Pinjaman online disebabkan oleh kebutuhan mendadak, kecanduan dan bahkan hedonisme (Foto : Kiki Humas). |
Belakangan, banyak kasus mencuat tentang tentang nasabah yang terlilit hutang pinjaman online (pinjol). Aep Saepuddin, S.E, MESy., dosen D3 Perbankan Universitas Muhammadiyah Malang (UMM) menyampaikan, ada banyak alasan yang mendorong mereka unutk menjajal pinjol. Mulai dari kebutuhan mendadak, kecanduan dan bahkan hedonisme.
Aep mengatakan, dalam sudut pandang ekonomi, pinjam meminjam menjadi sah jika memenuhi syarat yang sudah di tentukan. Saat seseorang mengajukan pinjaman ke bank, di tahap awal biasanya bank akan melakukan analisis 5C (character, capacity, capital, collateral, dan condition) ke nasabahnya. Jika dirasa nasabah tidak memenuhi kriteria ini, maka bank berhak menolak ajuan pinjaman tersebut.
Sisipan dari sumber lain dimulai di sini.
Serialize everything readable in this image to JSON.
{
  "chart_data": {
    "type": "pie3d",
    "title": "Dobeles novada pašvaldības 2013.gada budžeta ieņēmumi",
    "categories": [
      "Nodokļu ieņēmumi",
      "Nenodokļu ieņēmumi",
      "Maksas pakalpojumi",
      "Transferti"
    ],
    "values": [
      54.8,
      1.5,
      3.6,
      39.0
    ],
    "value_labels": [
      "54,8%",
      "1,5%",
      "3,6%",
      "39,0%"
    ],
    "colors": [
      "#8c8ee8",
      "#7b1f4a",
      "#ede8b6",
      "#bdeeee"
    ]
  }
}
Baca juga : Gaet Sekolah Korea, Dosen UMM Terapkan Kurikulum Pancasila dan Al-Islam
Beda halnya dengan pinjaman online, sistem yang digunakan tidak melalui analisis panjang 5C sehingga tidak perlu memakan waktu yang lama. Uangpun segera cair dan masuk ke rekening peminjam. Inilah alasan mengapa banyak masyarakat khususnya anak muda menyukai pinjaman online.
"Kebanyakan kasus pinjol hari ini dilakukan oleh anak muda, alasannya beragam tapi intinya mereka tidak bisa mengontrol keuangan," kata pria yang akrab disapa Aep terebut.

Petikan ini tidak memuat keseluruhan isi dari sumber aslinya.